Had I begun the blog in Japan most days would have consisted of observations about how different everything was, but conversely how similar. In fact, I massively regret not having done that; what a wasted resource and squandered opportunity. The West (you know the west... here) is full of people who want a piece of Japan, that mystical technological mass of people and tradition and funny little doings. If I am successful in my plan to write this blog until the day I shuffle off the stage there will hopefully be further opportunities for adventure and observation. Honeymoon in Tanzania and Zanzibar? Working weekend on Moonbase-Alpha5? Riding like the one-eyed jack of diamonds with the devil close behind?

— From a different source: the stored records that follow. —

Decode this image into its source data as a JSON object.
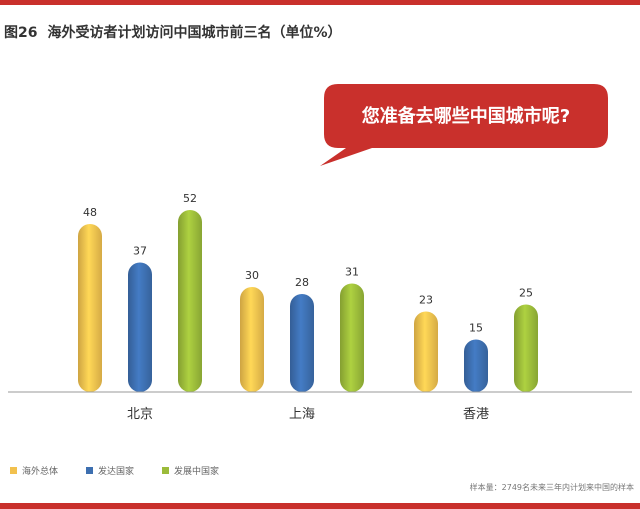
{
  "header": {
    "figure_number": "图26",
    "title": "海外受访者计划访问中国城市前三名（单位%）"
  },
  "callout": {
    "text": "您准备去哪些中国城市呢?"
  },
  "chart_data": {
    "type": "bar",
    "categories": [
      "北京",
      "上海",
      "香港"
    ],
    "series": [
      {
        "name": "海外总体",
        "values": [
          48,
          30,
          23
        ],
        "color": "#f2c14e"
      },
      {
        "name": "发达国家",
        "values": [
          37,
          28,
          15
        ],
        "color": "#3d6fb0"
      },
      {
        "name": "发展中国家",
        "values": [
          52,
          31,
          25
        ],
        "color": "#9bbb3a"
      }
    ],
    "ylim": [
      0,
      52
    ],
    "legend_position": "bottom-left"
  },
  "source": "样本量：2749名未来三年内计划来中国的样本",
  "colors": {
    "accent": "#c9302c",
    "axis": "#999999"
  }
}
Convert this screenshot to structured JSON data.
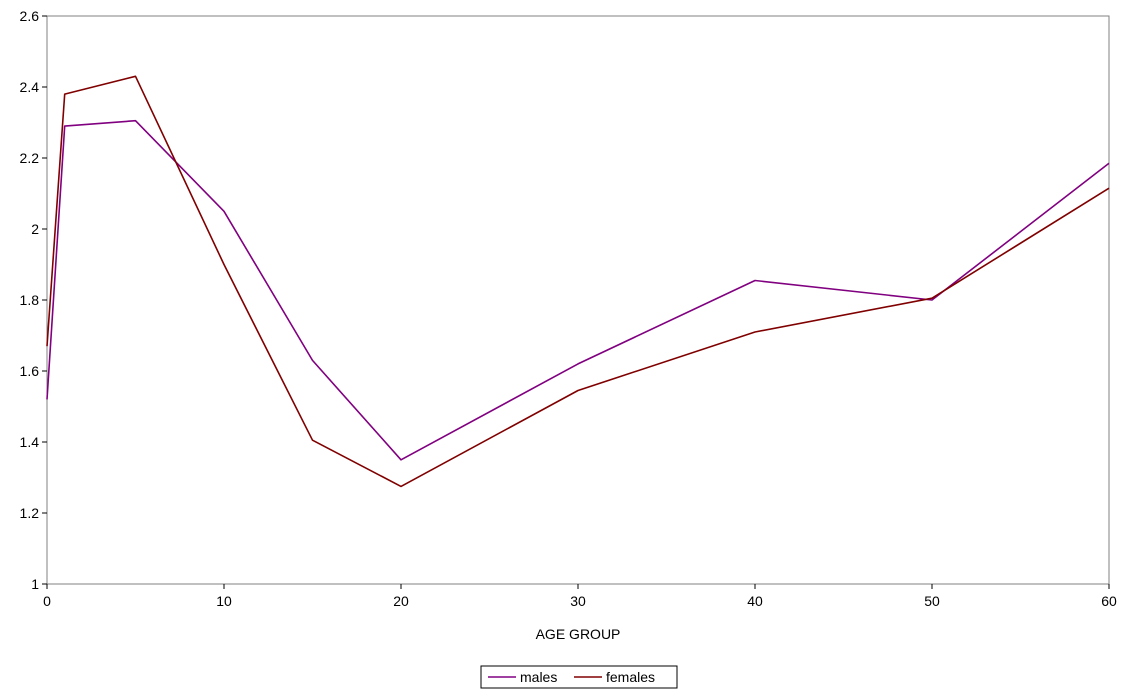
{
  "chart_data": {
    "type": "line",
    "title": "",
    "xlabel": "AGE GROUP",
    "ylabel": "",
    "xlim": [
      0,
      60
    ],
    "ylim": [
      1,
      2.6
    ],
    "xticks": [
      0,
      10,
      20,
      30,
      40,
      50,
      60
    ],
    "yticks": [
      1,
      1.2,
      1.4,
      1.6,
      1.8,
      2,
      2.2,
      2.4,
      2.6
    ],
    "xtick_labels": [
      "0",
      "10",
      "20",
      "30",
      "40",
      "50",
      "60"
    ],
    "ytick_labels": [
      "1",
      "1.2",
      "1.4",
      "1.6",
      "1.8",
      "2",
      "2.2",
      "2.4",
      "2.6"
    ],
    "grid": false,
    "legend_position": "bottom-center",
    "series": [
      {
        "name": "males",
        "color": "#800080",
        "points": [
          [
            0,
            1.52
          ],
          [
            1,
            2.29
          ],
          [
            5,
            2.305
          ],
          [
            10,
            2.05
          ],
          [
            15,
            1.63
          ],
          [
            20,
            1.35
          ],
          [
            30,
            1.62
          ],
          [
            40,
            1.855
          ],
          [
            50,
            1.8
          ],
          [
            60,
            2.185
          ]
        ]
      },
      {
        "name": "females",
        "color": "#800000",
        "points": [
          [
            0,
            1.67
          ],
          [
            1,
            2.38
          ],
          [
            5,
            2.43
          ],
          [
            10,
            1.9
          ],
          [
            15,
            1.405
          ],
          [
            20,
            1.275
          ],
          [
            30,
            1.545
          ],
          [
            40,
            1.71
          ],
          [
            50,
            1.805
          ],
          [
            60,
            2.115
          ]
        ]
      }
    ]
  }
}
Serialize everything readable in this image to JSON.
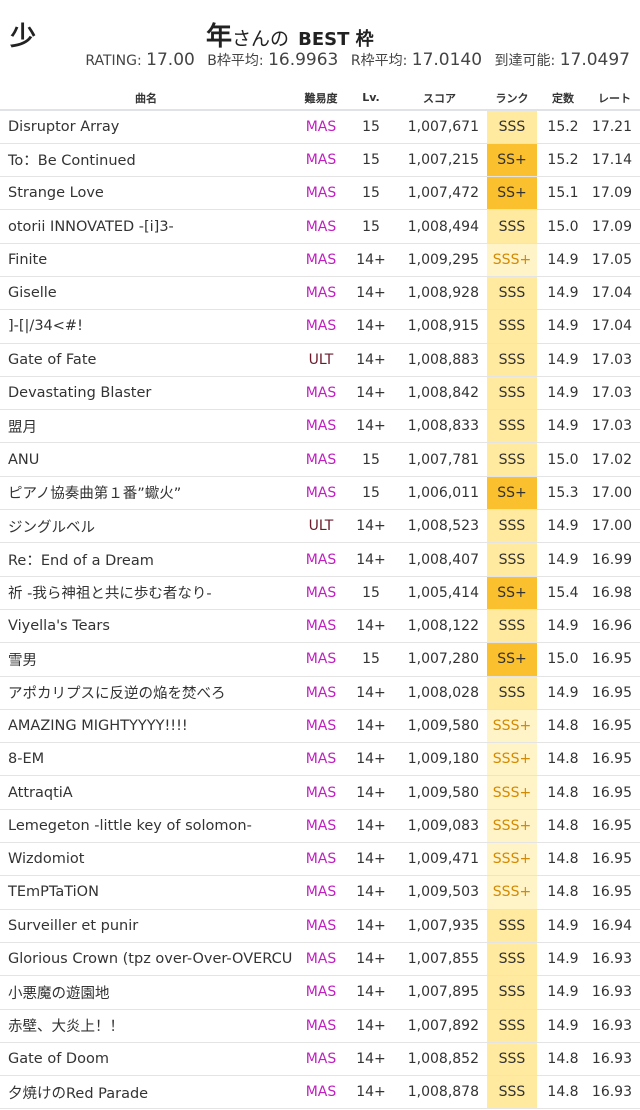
{
  "header": {
    "left_char": "少",
    "title_char": "年",
    "title_suffix": "さんの",
    "title_best": "BEST 枠",
    "rating_label": "RATING:",
    "rating": "17.00",
    "b_label": "B枠平均:",
    "b_avg": "16.9963",
    "r_label": "R枠平均:",
    "r_avg": "17.0140",
    "reach_label": "到達可能:",
    "reach": "17.0497"
  },
  "columns": [
    "曲名",
    "難易度",
    "Lv.",
    "スコア",
    "ランク",
    "定数",
    "レート"
  ],
  "rows": [
    [
      "Disruptor Array",
      "MAS",
      "15",
      "1,007,671",
      "SSS",
      "15.2",
      "17.21"
    ],
    [
      "To：Be Continued",
      "MAS",
      "15",
      "1,007,215",
      "SS+",
      "15.2",
      "17.14"
    ],
    [
      "Strange Love",
      "MAS",
      "15",
      "1,007,472",
      "SS+",
      "15.1",
      "17.09"
    ],
    [
      "otorii INNOVATED -[i]3-",
      "MAS",
      "15",
      "1,008,494",
      "SSS",
      "15.0",
      "17.09"
    ],
    [
      "Finite",
      "MAS",
      "14+",
      "1,009,295",
      "SSS+",
      "14.9",
      "17.05"
    ],
    [
      "Giselle",
      "MAS",
      "14+",
      "1,008,928",
      "SSS",
      "14.9",
      "17.04"
    ],
    [
      "]-[|/34<#!",
      "MAS",
      "14+",
      "1,008,915",
      "SSS",
      "14.9",
      "17.04"
    ],
    [
      "Gate of Fate",
      "ULT",
      "14+",
      "1,008,883",
      "SSS",
      "14.9",
      "17.03"
    ],
    [
      "Devastating Blaster",
      "MAS",
      "14+",
      "1,008,842",
      "SSS",
      "14.9",
      "17.03"
    ],
    [
      "盟月",
      "MAS",
      "14+",
      "1,008,833",
      "SSS",
      "14.9",
      "17.03"
    ],
    [
      "ANU",
      "MAS",
      "15",
      "1,007,781",
      "SSS",
      "15.0",
      "17.02"
    ],
    [
      "ピアノ協奏曲第１番”蠍火”",
      "MAS",
      "15",
      "1,006,011",
      "SS+",
      "15.3",
      "17.00"
    ],
    [
      "ジングルベル",
      "ULT",
      "14+",
      "1,008,523",
      "SSS",
      "14.9",
      "17.00"
    ],
    [
      "Re：End of a Dream",
      "MAS",
      "14+",
      "1,008,407",
      "SSS",
      "14.9",
      "16.99"
    ],
    [
      "祈 -我ら神祖と共に歩む者なり-",
      "MAS",
      "15",
      "1,005,414",
      "SS+",
      "15.4",
      "16.98"
    ],
    [
      "Viyella's Tears",
      "MAS",
      "14+",
      "1,008,122",
      "SSS",
      "14.9",
      "16.96"
    ],
    [
      "雪男",
      "MAS",
      "15",
      "1,007,280",
      "SS+",
      "15.0",
      "16.95"
    ],
    [
      "アポカリプスに反逆の焔を焚べろ",
      "MAS",
      "14+",
      "1,008,028",
      "SSS",
      "14.9",
      "16.95"
    ],
    [
      "AMAZING MIGHTYYYY!!!!",
      "MAS",
      "14+",
      "1,009,580",
      "SSS+",
      "14.8",
      "16.95"
    ],
    [
      "8-EM",
      "MAS",
      "14+",
      "1,009,180",
      "SSS+",
      "14.8",
      "16.95"
    ],
    [
      "AttraqtiA",
      "MAS",
      "14+",
      "1,009,580",
      "SSS+",
      "14.8",
      "16.95"
    ],
    [
      "Lemegeton -little key of solomon-",
      "MAS",
      "14+",
      "1,009,083",
      "SSS+",
      "14.8",
      "16.95"
    ],
    [
      "Wizdomiot",
      "MAS",
      "14+",
      "1,009,471",
      "SSS+",
      "14.8",
      "16.95"
    ],
    [
      "TEmPTaTiON",
      "MAS",
      "14+",
      "1,009,503",
      "SSS+",
      "14.8",
      "16.95"
    ],
    [
      "Surveiller et punir",
      "MAS",
      "14+",
      "1,007,935",
      "SSS",
      "14.9",
      "16.94"
    ],
    [
      "Glorious Crown (tpz over-Over-OVERCUTE REMIX)",
      "MAS",
      "14+",
      "1,007,855",
      "SSS",
      "14.9",
      "16.93"
    ],
    [
      "小悪魔の遊園地",
      "MAS",
      "14+",
      "1,007,895",
      "SSS",
      "14.9",
      "16.93"
    ],
    [
      "赤壁、大炎上！！",
      "MAS",
      "14+",
      "1,007,892",
      "SSS",
      "14.9",
      "16.93"
    ],
    [
      "Gate of Doom",
      "MAS",
      "14+",
      "1,008,852",
      "SSS",
      "14.8",
      "16.93"
    ],
    [
      "夕焼けのRed Parade",
      "MAS",
      "14+",
      "1,008,878",
      "SSS",
      "14.8",
      "16.93"
    ]
  ]
}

Instead of drinking whiskey and wearing a cardigan, I could have been blogging in a kimono drinking a sake one-cup, slurping ramen all over my tie like it was the most normal thing ever instead of an amplification of the vile sound of a person eating. I used to just wander around Osaka by myself looking at stuff and taking pictures and finding little places to eat things chosen pot-luck from a picture menu. On a few occasions I had to beckon waitress out of the front door in order to point at the fake plastic food in the window that vaguely resembled something looking like what I wanted to eat. Other times I ate with people more familiar to the country, people Japanese or otherwise, who could help me single out the delicious and the different. What I could have written! I've been meaning to write a post about the hot dog van on the corner of Piccadilly Gardens; that's pretty special.

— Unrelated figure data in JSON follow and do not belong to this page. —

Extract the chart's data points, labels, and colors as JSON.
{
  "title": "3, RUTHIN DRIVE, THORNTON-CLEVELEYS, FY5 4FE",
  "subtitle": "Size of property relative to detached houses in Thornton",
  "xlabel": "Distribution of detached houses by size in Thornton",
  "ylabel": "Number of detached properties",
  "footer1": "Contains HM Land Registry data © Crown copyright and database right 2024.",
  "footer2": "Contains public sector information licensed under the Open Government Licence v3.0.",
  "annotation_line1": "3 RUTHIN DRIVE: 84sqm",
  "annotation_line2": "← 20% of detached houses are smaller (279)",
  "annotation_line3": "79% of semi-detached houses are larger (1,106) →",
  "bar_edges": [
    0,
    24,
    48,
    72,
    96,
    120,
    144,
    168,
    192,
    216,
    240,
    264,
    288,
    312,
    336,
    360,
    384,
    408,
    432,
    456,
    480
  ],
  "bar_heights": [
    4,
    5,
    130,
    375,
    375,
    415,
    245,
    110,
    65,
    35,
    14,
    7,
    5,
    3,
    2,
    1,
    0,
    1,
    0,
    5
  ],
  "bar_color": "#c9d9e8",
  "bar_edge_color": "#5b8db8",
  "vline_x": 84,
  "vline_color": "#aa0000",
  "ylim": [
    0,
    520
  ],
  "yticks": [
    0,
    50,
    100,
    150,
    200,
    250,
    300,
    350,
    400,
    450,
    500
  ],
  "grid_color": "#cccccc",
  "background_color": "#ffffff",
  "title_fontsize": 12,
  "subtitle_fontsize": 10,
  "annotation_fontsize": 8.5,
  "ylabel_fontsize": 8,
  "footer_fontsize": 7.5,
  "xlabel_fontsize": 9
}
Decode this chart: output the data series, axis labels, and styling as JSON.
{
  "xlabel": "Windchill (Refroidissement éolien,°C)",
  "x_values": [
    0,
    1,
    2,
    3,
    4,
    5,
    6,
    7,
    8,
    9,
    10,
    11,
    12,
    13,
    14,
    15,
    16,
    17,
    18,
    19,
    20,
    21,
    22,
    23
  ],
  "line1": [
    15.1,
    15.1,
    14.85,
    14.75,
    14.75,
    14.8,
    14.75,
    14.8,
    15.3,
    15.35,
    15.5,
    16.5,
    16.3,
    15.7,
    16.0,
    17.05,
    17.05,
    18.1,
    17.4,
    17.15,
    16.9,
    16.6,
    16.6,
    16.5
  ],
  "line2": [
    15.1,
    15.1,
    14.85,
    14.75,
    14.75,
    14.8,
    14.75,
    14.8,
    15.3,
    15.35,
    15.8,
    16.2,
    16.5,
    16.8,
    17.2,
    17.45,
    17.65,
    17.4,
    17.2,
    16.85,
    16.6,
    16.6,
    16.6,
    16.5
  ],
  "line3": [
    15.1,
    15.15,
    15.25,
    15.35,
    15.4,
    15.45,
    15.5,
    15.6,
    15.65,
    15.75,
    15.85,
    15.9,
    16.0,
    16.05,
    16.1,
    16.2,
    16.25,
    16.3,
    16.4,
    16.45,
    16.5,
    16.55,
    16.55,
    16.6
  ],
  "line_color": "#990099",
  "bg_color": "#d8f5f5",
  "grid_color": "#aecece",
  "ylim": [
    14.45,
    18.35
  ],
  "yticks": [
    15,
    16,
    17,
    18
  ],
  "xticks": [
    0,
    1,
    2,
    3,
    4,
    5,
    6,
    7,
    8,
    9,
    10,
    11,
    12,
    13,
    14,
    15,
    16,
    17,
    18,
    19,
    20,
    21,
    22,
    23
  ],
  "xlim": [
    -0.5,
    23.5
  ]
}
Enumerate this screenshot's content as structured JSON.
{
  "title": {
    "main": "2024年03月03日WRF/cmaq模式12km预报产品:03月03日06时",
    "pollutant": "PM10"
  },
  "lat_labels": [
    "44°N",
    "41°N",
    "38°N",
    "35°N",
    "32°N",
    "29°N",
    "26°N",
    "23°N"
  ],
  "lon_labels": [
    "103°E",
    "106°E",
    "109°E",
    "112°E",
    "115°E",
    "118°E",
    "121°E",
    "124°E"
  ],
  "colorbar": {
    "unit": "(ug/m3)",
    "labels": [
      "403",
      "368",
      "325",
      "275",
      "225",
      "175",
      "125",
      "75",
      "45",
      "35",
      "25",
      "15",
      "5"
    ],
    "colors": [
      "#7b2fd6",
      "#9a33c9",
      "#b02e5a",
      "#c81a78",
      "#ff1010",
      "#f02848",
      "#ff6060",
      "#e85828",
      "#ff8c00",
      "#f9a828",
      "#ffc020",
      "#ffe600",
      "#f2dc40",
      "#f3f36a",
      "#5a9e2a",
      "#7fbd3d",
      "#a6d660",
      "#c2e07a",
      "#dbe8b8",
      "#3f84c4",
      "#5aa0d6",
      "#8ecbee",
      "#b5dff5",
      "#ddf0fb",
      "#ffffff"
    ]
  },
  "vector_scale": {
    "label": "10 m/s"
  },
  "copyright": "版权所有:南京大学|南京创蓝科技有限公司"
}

All of my posts that get the most hits do so because of the pictures embedded or linked to. The two most popular for this reason are one about Ernst Haeckel, the Victorian biologist most well-known for his incredible illustrations, and one inexplicably featuring a picture of some semi-clad girls from Hollyoaks (for my American readers, Hollyoaks is a soap opera so nonsensical, hammy and unrealistic it could almost be American). Recently I've been experimenting with posts free from the clutter and distraction of pictures, in order to see my hit rate trail to nothingness. I might give up on paragraph breaks and full stops too
3 comments:
I managed to reach 100 myspace blog entries before giving up due to the horrible interface. I'd stick a link here but it all disappeared when I killed my account.
100 posts is impressive; it's a shame to lose something like that. Perhaps MySpace is one for the internet archaeologists preserving geocities and the BBC's mini-sites. Having said that, my MySpace has been dismantling itself over the last few years and I haven't looked at it since I can't remember.
that's the last time I'll read one of your blogs if all you do is slag me off. You're a very naughty boy.